Many potential users of satellite data need less than the full volume fed to the high-end users. They are aware of the availability of satellite data and seek to use a space- or time-sampled subset. For them, the requirement of the interface is to guide them to access the geophysical variable they seek, and to explain the accuracy and sampling characteristics of the data. For these users, educational needs include learning what data is available from what servers and learning how to download and manipulate the data, including how to geolocate and subset the data.
Potentially, there can be much greater use of satellite data if new users have the opportunity for adequate training and education. For a new user, the volume of raw digital data and the trials of acquiring and manipulating that data can be a major obstacle. An approach that has had success in many instances is to provide user-friendly access to satellite-based imagery, allowing new users to become familiar with satellite fields and coverage by downloading or viewing image files. Training courses such as the United Nations Educational, Scientific, and Cultural Organization (UNESCO) Bilko software package (see Appendix D), which provides training in understanding and manipulating satellite images of oceanographic relevance, supply entry-level education for new users. For these users to effectively transition to working with digital data, additional educational needs must be met that include adequate training to efficiently locate, acquire, and manipulate digital data files.
For all levels of user sophistication, education is a nontrivial undertaking, and, to some extent, user education requirements can be mitigated by adhering to current standards and practices.

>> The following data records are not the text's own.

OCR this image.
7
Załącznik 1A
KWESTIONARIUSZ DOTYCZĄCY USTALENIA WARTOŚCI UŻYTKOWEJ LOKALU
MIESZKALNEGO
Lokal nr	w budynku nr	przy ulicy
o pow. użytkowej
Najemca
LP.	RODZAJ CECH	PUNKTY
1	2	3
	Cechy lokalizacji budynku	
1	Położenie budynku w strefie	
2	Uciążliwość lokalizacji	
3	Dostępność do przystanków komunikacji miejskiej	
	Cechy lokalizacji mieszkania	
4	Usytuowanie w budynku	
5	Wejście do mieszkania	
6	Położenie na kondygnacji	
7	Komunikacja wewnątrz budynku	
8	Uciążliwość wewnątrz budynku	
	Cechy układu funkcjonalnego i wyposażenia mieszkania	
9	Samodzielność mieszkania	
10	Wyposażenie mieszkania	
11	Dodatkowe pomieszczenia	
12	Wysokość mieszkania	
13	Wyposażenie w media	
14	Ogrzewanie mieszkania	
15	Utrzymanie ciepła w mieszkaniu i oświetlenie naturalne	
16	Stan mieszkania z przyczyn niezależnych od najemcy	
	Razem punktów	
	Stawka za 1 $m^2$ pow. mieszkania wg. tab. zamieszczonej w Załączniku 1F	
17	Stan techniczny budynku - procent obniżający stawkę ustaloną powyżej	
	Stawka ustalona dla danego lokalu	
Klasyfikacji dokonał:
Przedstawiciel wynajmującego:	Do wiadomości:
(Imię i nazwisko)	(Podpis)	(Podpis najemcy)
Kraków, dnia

This leverages knowledge that users are already likely to possess.
USER PARTICIPATION IN PLANNING AND PERFORMANCE FEEDBACK
Because of the long lead time associated with satellite missions and because of the limited involvement of the broad spectrum of potential end users in that planning process, the agencies must make a deliberate effort to actively involve end users in long-range strategic planning. They also need to derive the benefit of the
experience of the community of end users and to create pathways for feedback on the performance of the environmental satellite sensors and missions.
Two formats for user participation have been successful. One is the formation of a panel or team (sometimes called science teams or expert panels) that has diverse representation inclusive of end users external to the agency responsible for the sensor. This team works on sampling characteristics, algorithm development, and data quality, beginning prior to launch and following through after launch. The science teams have achieved close engagement by some end users and added the value of intense external consideration of performance.
A second approach to gaining user participation and better suited for seeking guidance for planning future satellite observations is the convening of user workshops. These can, for example, be focused on a specific observable, such as soil moisture; on a possible mission, such as measuring sea-surface salinity; or on the suite of instrumentation to be flown on a family of satellites, such as NPOESS. The participants provide feedback on the performance of current missions and on what new observations, new sampling characteristics, or new accuracies are needed to achieve their goals.